I did not really intend to take a month off, but sometimes life happens. We got busy in the new year and honestly, this man did not have a thirst, at all. That evolved into a “mostly” dry January, which to be honest was a nice break. I am big on doing things with intention rather than out of habit. Choosing to not drink was a small thing, since I don’t really drink that often, except when I have a thirst. As I have said many times before, if I feel like I need a drink, I am not likely to actually have one. Like I said, it is all about intention. So, here we are with a new month and a new day in a new year; sounds like a great time to make a fresh start with a new drink. So with faith in better things to come won’t you join me now as we stand and make the Al Amanacer.

It was kind of an interesting journey to find this drink. The name means, “at dawn” in Spanish and I am a big fan of that imagery, letting go of the darkness and greeting the new day. I haven’t always been that way, but I am trying to be better about brooding. It was created by Heather Dodderer at Herbie’s Vintage 72 in St. Louis. I discovered it, completely by accident, while watching cocktail videos to research Cafe Brulot. I made notes, another video started, just like the advertisers pay it to, that is when I noticed a jar of Captain Rodney’s Hot Pepper Jelly on the counter and dropped everything. There was my pirate-ified face staring back at me from a jar of pepper jelly that we made right here in our little factory in Tennessee. How we ended up in a St. Louis local food segment from 2010, I have no idea. We sell the stuff all over the country, so it’s not that weird, but it is still cool to see your work out in the world. I had never heard of the show or the drink but there we were on the small screen. Kinda cool, how things from the past sometimes float to the surface. So, how could I not make the cocktail?

This one is shaken, so grab your tins and toss in 2 ounces of Añejo tequila, I went with Kah Añejo in that cool Memento Mori skull; 3/4 of an ounce of fresh squeezed lime juice, 3/4 ounce of passion fruit concentrate, 1/2 an ounce of grenadine and 1 teaspoon of that national award-winning Captain Rodney’s Hot Pepper Jelly. Add ice and give it a good shake to the beat of “Here Comes the Sun” by The Beatles. In the video they served it on the rocks in a tumbler, but their description says and shows it with pebble ice in a chilled cocktail glass, so I’m gonna land somewhere in the middle with crushed ice in a hybrid cocktail rocks glass. Beyond the obvious aesthetic considerations, choosing crushed ice is also choosing violence and sometimes pounding an ice filled Lewis bag with a wooden mallet is just the ticket to help work out the frustrations of the day. Garnish with a dehydrated lime wheel and serve, with a smile, if you are into that sort of thing.
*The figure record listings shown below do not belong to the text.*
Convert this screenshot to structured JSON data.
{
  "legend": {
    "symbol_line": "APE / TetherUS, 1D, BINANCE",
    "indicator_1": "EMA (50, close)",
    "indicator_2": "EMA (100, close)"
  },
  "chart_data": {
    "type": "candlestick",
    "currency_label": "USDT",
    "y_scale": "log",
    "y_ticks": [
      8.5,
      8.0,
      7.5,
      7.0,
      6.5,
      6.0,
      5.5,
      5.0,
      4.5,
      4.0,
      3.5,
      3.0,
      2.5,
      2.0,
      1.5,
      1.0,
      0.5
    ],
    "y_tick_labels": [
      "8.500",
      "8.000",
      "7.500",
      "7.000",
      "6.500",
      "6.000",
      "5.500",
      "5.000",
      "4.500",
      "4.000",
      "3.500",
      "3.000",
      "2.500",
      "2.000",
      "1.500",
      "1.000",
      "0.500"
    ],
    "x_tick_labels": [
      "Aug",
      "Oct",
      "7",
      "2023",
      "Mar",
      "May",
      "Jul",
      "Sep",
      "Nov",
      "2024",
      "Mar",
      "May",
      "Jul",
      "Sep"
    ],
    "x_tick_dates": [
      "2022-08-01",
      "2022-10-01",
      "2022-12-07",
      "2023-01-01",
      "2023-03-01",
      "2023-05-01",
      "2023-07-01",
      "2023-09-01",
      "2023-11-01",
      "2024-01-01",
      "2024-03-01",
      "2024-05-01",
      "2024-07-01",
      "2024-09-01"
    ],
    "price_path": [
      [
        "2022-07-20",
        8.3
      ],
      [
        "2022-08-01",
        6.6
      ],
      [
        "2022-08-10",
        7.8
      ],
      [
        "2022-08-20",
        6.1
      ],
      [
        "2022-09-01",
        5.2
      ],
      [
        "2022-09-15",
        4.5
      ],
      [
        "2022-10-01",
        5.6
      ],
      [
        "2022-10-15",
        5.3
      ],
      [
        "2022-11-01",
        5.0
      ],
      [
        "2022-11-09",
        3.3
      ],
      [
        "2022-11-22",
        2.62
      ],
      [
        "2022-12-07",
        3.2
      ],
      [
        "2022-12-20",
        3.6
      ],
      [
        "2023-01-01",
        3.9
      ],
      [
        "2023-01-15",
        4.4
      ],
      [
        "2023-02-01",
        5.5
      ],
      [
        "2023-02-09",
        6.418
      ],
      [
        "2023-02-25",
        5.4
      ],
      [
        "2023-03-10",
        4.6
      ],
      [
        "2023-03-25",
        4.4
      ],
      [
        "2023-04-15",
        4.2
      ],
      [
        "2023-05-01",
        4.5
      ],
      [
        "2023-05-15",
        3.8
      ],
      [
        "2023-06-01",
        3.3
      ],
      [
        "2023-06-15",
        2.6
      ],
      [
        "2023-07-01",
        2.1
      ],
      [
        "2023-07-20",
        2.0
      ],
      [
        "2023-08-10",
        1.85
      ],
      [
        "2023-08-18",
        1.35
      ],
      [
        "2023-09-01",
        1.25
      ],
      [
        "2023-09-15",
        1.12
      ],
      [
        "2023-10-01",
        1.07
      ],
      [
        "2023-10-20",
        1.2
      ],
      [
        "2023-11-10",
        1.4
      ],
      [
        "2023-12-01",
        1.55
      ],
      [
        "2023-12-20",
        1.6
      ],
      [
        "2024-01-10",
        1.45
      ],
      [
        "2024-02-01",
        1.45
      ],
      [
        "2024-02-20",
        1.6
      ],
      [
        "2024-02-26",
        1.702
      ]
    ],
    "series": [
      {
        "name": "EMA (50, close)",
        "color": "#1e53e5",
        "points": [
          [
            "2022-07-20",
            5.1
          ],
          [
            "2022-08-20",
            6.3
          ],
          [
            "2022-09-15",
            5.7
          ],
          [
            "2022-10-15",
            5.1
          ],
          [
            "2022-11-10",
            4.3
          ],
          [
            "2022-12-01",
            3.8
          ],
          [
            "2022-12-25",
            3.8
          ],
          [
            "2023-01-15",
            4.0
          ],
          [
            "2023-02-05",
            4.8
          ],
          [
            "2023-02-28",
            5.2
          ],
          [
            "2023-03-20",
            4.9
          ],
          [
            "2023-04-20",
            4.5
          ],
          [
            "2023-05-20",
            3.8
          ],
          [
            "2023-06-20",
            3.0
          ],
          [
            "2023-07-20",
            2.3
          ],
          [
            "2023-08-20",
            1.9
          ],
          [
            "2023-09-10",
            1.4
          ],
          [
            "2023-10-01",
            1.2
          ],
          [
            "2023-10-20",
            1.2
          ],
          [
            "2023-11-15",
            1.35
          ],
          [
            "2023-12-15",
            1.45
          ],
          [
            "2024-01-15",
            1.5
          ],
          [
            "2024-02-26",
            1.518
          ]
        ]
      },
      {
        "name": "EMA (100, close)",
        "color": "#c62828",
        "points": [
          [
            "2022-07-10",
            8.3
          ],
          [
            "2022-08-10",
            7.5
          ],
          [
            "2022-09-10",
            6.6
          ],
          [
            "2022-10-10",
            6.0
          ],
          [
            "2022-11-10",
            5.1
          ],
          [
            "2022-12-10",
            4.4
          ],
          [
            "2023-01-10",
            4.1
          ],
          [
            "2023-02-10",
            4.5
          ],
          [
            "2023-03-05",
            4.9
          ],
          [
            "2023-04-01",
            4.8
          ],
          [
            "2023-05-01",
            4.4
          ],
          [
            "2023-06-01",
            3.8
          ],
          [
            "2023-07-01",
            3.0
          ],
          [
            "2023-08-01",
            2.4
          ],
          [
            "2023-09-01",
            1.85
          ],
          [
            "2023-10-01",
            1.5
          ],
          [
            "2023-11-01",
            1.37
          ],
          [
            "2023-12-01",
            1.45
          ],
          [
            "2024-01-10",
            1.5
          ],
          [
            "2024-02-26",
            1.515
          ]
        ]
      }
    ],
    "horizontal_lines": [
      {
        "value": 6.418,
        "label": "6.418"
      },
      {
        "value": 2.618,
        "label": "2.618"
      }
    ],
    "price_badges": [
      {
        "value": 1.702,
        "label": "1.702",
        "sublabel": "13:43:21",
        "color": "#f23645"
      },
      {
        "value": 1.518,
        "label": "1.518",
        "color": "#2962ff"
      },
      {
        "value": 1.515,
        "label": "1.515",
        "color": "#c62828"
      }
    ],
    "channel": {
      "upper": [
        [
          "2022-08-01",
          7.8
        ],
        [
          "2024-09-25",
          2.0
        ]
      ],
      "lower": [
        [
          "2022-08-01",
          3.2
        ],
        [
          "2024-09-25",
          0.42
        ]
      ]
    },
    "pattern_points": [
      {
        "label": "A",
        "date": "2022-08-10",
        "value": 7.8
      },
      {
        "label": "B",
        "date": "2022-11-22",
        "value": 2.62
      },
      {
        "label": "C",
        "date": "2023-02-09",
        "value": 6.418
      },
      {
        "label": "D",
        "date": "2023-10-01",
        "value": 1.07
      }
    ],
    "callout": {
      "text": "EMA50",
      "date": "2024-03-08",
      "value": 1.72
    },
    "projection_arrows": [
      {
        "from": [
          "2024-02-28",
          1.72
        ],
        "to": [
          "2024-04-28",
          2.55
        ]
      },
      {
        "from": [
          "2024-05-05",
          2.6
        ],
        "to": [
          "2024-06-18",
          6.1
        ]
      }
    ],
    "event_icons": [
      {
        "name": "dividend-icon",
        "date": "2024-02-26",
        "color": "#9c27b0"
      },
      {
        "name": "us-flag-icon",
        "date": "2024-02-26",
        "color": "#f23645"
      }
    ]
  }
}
That tastes like a drink. Not my usual sort of drink, but nice enough. It’s a bit too sweet for me, but I guessed that looking at the build. The wife enjoyed it after I popped a straw in there. I can see this one as a nice poolside sipper, more of a lazy afternoon drink that one served at dawn. I find that the passion fruit puree tends to overpower drinks, so I’d be tempted to cut it back and definitely back off on the grenadine. That said, the tequila, lime and pepper jelly combination was really nice, it just got buried under all that sugar. Maybe we could take this as a jumping off point for a pepper jelly margarita. I could go for that. Or really kick the pepper up in this one with little habañero shrub paired with a nice smoky mezcal and call it “Pistolas al Amanacer” to lean into the other side of doing things “at dawn”.

Al Amanacer, at dawn, a new beginning, a chance to get it right this time. Change is frightening. No, it is more than frightening, it is fucking terrifying, but make no mistake, it is going to happen. No matter how much we wish against it, things change and all we can do is pick up the pieces and move forward, hopefully leaving some of the darkness behind. Reagan famously declared “a new day in America”, but it is hard to know when that beginning comes. It is not like in the movies, the big moments rarely come surrounded by fanfare and heraldry; you don’t hear the music swell as your life suddenly changes. Hell, half the time you aren’t even present when those decisions are being made. As much as I try to live my life with direction and intention, being captain of my own fate and all, I am shocked at how often I am really just reacting to other folks. I sometimes feel like life is a lot more about the illusion of choice when I am really just being backed from one corner to another, hoping to survive long enough to recover from one blow before the next one falls. I know I am not special, we all have our struggles and most of us believe we are right. I think the only way we really get through things is together, finding your tribe and taking care of each other. Sometimes that is not enough, but all you can do is try to take care of the folks who take care of you, keep a positive outlook and know that sometimes, as painful as it is, the right thing to do is walk away. So, when things are at their darkest, look forward to that brighter day just beyond the horizon. I can almost see it now, like those boys from Liverpool said “here comes the sun” and, I say, it’s alright; or at least it is going to be…eventually. Stay safe, stay hydrate and stay sane, my friends.